その間、別の建物の屋上に待機していた警護狙撃手たちがクルックス容疑者の頭部を撃ち、射殺した。

同事件では、演説に集まった有権者の一人が流れ弾に当たって死亡したほか、二人が重軽傷を負った。

▽イーロン・マスク氏、トランプ支持を表明

技術新興企業6社の所有者であるイーロン・マスク氏は、トランプ氏と良好な関係とは言いがたいシリコン・バレー重鎮とみられていたが、同事件が大きく速報された直後に、大統領選でトランプ氏が再選するために全面的に支持する、とエックスに投稿した。

トランプ氏は何年か前に、自身のソーシャル・ネットワーク「トゥルース・ソーシャル」でマスク氏を攻撃したことがある。「長距離を走れない電気自動車や衝突する無人自動運転車、どこにも行けないロケットをはじめ、補助金がなければ何の価値もない多くの事業しかできない」とトランプ氏はマスク氏を嘲笑していた。

マスク氏がエックスでトランプ支持を公言したのは今回が初めてだ。

▽ベゾス氏やクック氏、ナデラ氏ら、激励をつぎつぎに投稿

一方、2015年に自身の宇宙開発会社ブルー・オリジンのロケットに「(トランプ氏を)乗せたい」と嫌味を発言したことがあったトランプ批判者として知られるジェフ・ベゾス氏(アマゾン創業者)は同日、「トランプ氏が今夜、文字通り砲火のなか、とてつもない優雅さと勇気を示した」「彼の安全にとても感謝している」とエックスに投稿した。

そのほか、アップルのティム・クックCEOは、「トランプ大統領の早期回復を祈る」とエックスに書き、グーグルのサンダー・ピチャイCEOは、「トランプ大統領の一日も早い回復を祈る」とエックスに投稿した。

かたや、マイクロソフトのサティア・ナデラCEOは、「われわれの社会におけるあらゆる種類の暴力」を断罪すると同時に、「トランプ大統領の一日も早い回復を祈る」とエックスに書いた。

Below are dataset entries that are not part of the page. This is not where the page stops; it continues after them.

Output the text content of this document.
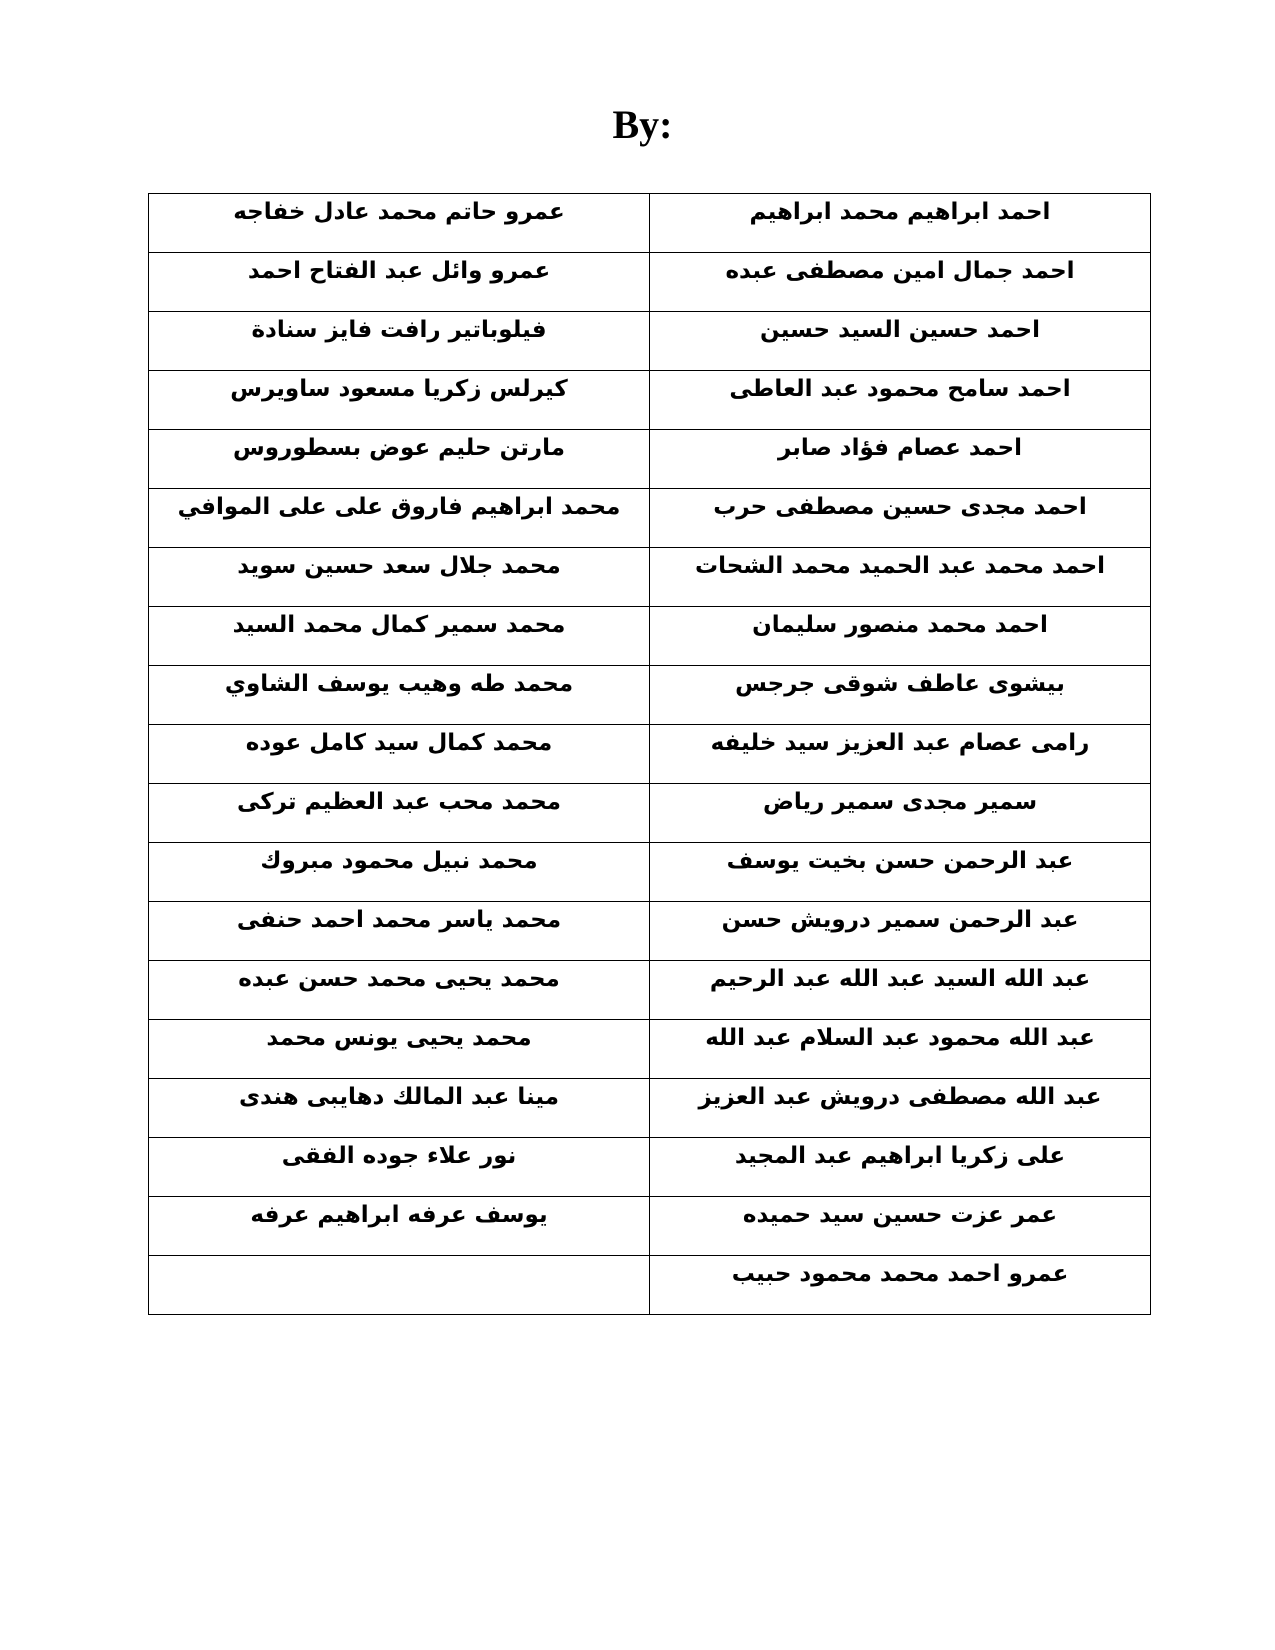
By:
عمرو حاتم محمد عادل خفاجه	احمد ابراهيم محمد ابراهيم
عمرو وائل عبد الفتاح احمد	احمد جمال امين مصطفى عبده
فيلوباتير رافت فايز سنادة	احمد حسين السيد حسين
كيرلس زكريا مسعود ساويرس	احمد سامح محمود عبد العاطى
مارتن حليم عوض بسطوروس	احمد عصام فؤاد صابر
محمد ابراهيم فاروق على على الموافي	احمد مجدى حسين مصطفى حرب
محمد جلال سعد حسين سويد	احمد محمد عبد الحميد محمد الشحات
محمد سمير كمال محمد السيد	احمد محمد منصور سليمان
محمد طه وهيب يوسف الشاوي	بيشوى عاطف شوقى جرجس
محمد كمال سيد كامل عوده	رامى عصام عبد العزيز سيد خليفه
محمد محب عبد العظيم تركى	سمير مجدى سمير رياض
محمد نبيل محمود مبروك	عبد الرحمن حسن بخيت يوسف
محمد ياسر محمد احمد حنفى	عبد الرحمن سمير درويش حسن
محمد يحيى محمد حسن عبده	عبد الله السيد عبد الله عبد الرحيم
محمد يحيى يونس محمد	عبد الله محمود عبد السلام عبد الله
مينا عبد المالك دهايبى هندى	عبد الله مصطفى درويش عبد العزيز
نور علاء جوده الفقى	على زكريا ابراهيم عبد المجيد
يوسف عرفه ابراهيم عرفه	عمر عزت حسين سيد حميده
	عمرو احمد محمد محمود حبيب
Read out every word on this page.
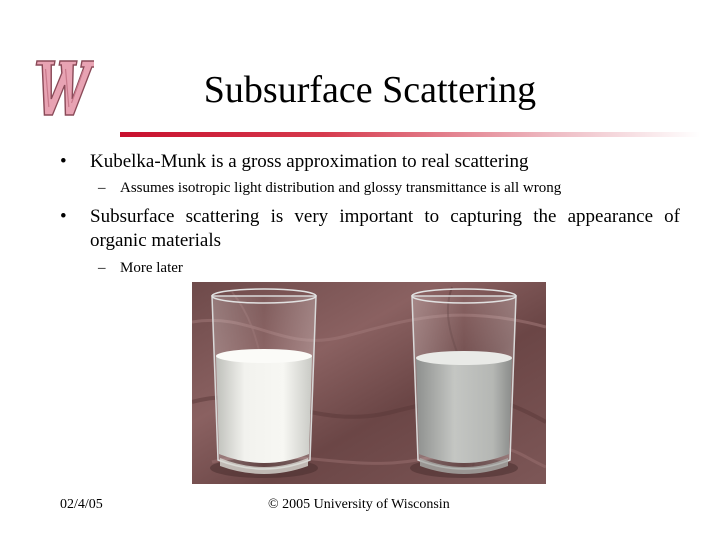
Subsurface Scattering
• Kubelka-Munk is a gross approximation to real scattering
– Assumes isotropic light distribution and glossy transmittance is all wrong
• Subsurface scattering is very important to capturing the appearance of organic materials
– More later
02/4/05	© 2005 University of Wisconsin
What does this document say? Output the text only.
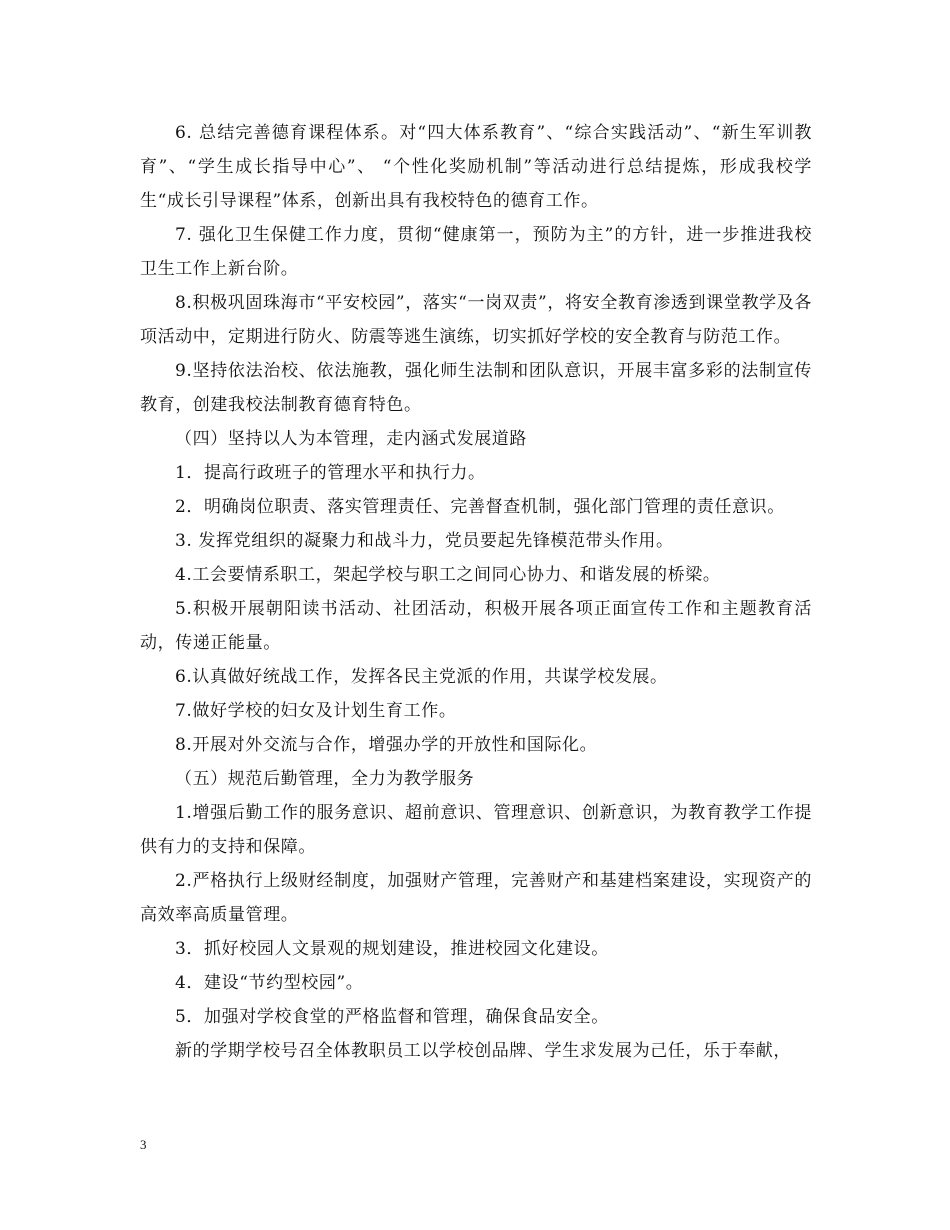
6. 总结完善德育课程体系。对“四大体系教育”、“综合实践活动”、“新生军训教育”、“学生成长指导中心”、 “个性化奖励机制”等活动进行总结提炼，形成我校学生“成长引导课程”体系，创新出具有我校特色的德育工作。

7. 强化卫生保健工作力度，贯彻“健康第一，预防为主”的方针，进一步推进我校卫生工作上新台阶。

8.积极巩固珠海市“平安校园”，落实“一岗双责”，将安全教育渗透到课堂教学及各项活动中，定期进行防火、防震等逃生演练，切实抓好学校的安全教育与防范工作。

9.坚持依法治校、依法施教，强化师生法制和团队意识，开展丰富多彩的法制宣传教育，创建我校法制教育德育特色。

（四）坚持以人为本管理，走内涵式发展道路

1．提高行政班子的管理水平和执行力。

2．明确岗位职责、落实管理责任、完善督查机制，强化部门管理的责任意识。

3. 发挥党组织的凝聚力和战斗力，党员要起先锋模范带头作用。

4.工会要情系职工，架起学校与职工之间同心协力、和谐发展的桥梁。

5.积极开展朝阳读书活动、社团活动，积极开展各项正面宣传工作和主题教育活动，传递正能量。

6.认真做好统战工作，发挥各民主党派的作用，共谋学校发展。

7.做好学校的妇女及计划生育工作。

8.开展对外交流与合作，增强办学的开放性和国际化。

（五）规范后勤管理，全力为教学服务

1.增强后勤工作的服务意识、超前意识、管理意识、创新意识，为教育教学工作提供有力的支持和保障。

2.严格执行上级财经制度，加强财产管理，完善财产和基建档案建设，实现资产的高效率高质量管理。

3．抓好校园人文景观的规划建设，推进校园文化建设。

4．建设“节约型校园”。

5．加强对学校食堂的严格监督和管理，确保食品安全。

新的学期学校号召全体教职员工以学校创品牌、学生求发展为己任，乐于奉献，

3
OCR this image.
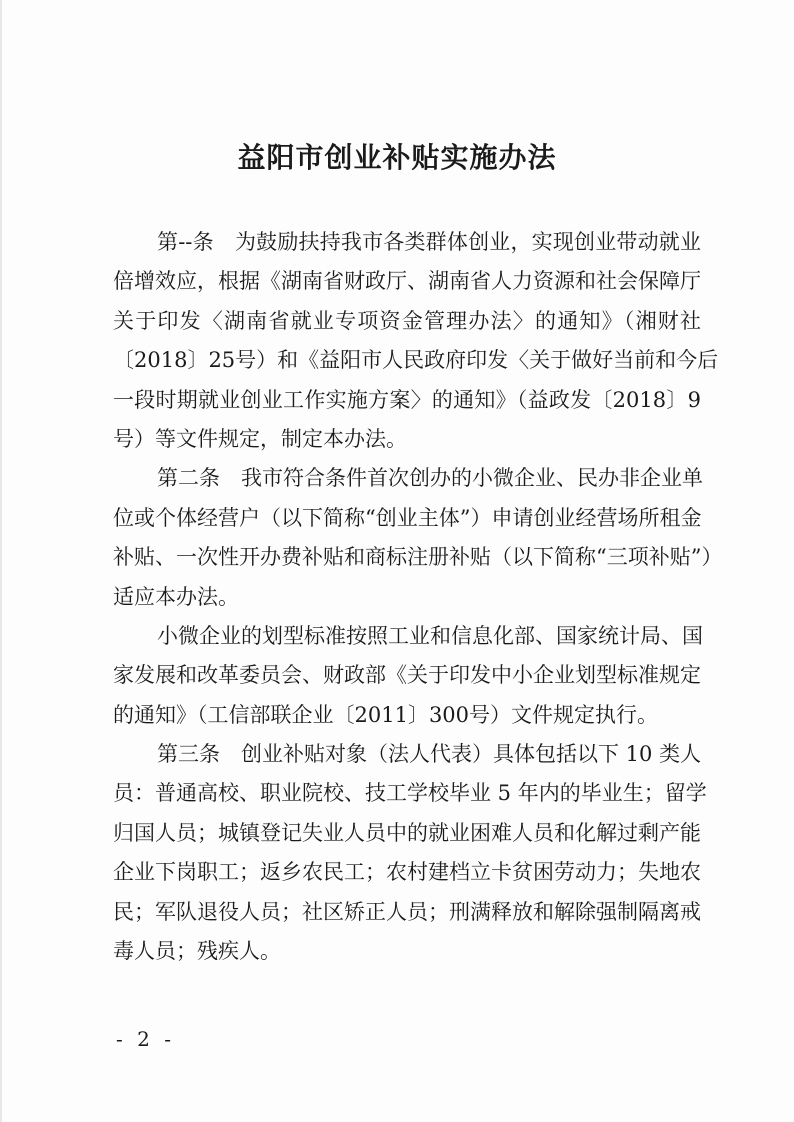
益阳市创业补贴实施办法
第--条　为鼓励扶持我市各类群体创业，实现创业带动就业
倍增效应，根据《湖南省财政厅、湖南省人力资源和社会保障厅
关于印发〈湖南省就业专项资金管理办法〉的通知》（湘财社
〔2018〕25号）和《益阳市人民政府印发〈关于做好当前和今后
一段时期就业创业工作实施方案〉的通知》（益政发〔2018〕9
号）等文件规定，制定本办法。
第二条　我市符合条件首次创办的小微企业、民办非企业单
位或个体经营户（以下简称“创业主体”）申请创业经营场所租金
补贴、一次性开办费补贴和商标注册补贴（以下简称“三项补贴”）
适应本办法。
小微企业的划型标准按照工业和信息化部、国家统计局、国
家发展和改革委员会、财政部《关于印发中小企业划型标准规定
的通知》（工信部联企业〔2011〕300号）文件规定执行。
第三条　创业补贴对象（法人代表）具体包括以下 10 类人
员：普通高校、职业院校、技工学校毕业 5 年内的毕业生；留学
归国人员；城镇登记失业人员中的就业困难人员和化解过剩产能
企业下岗职工；返乡农民工；农村建档立卡贫困劳动力；失地农
民；军队退役人员；社区矫正人员；刑满释放和解除强制隔离戒
毒人员；残疾人。
- 2 -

さらに、オープンAIのサム・オルトマンCEOは、「トランプ大統領が無事で本当によかった」と叫ぶように表現した短文をエックスに投稿した。(編注:米国では、過去の肩書きを敬称または称号として使うため、大統領経験者に大統領という敬称をつけて呼ぶ)

▽トランプ当選にそなえるという目的も

技術業界要人たちのトランプ応援投稿は、同氏が当選してホワイトハスが共和党に変わる場合にそなえた社交辞令という性質も多分にあると思われる。

また、生成人工知能を悪用した精巧なディープフェイクによる声や動画を使う偽情報発信が問題視されるなか、選挙戦への悪影響が懸念されているため、技術業界への政治的圧力も強まっている。

特に昨今では、議会や政府でも人工知能技術に関するなんらかの法律や規制の整備に動きつつあることから、米技術業界は現在、政界とのかけ引きや関係構築が重要な局面にある。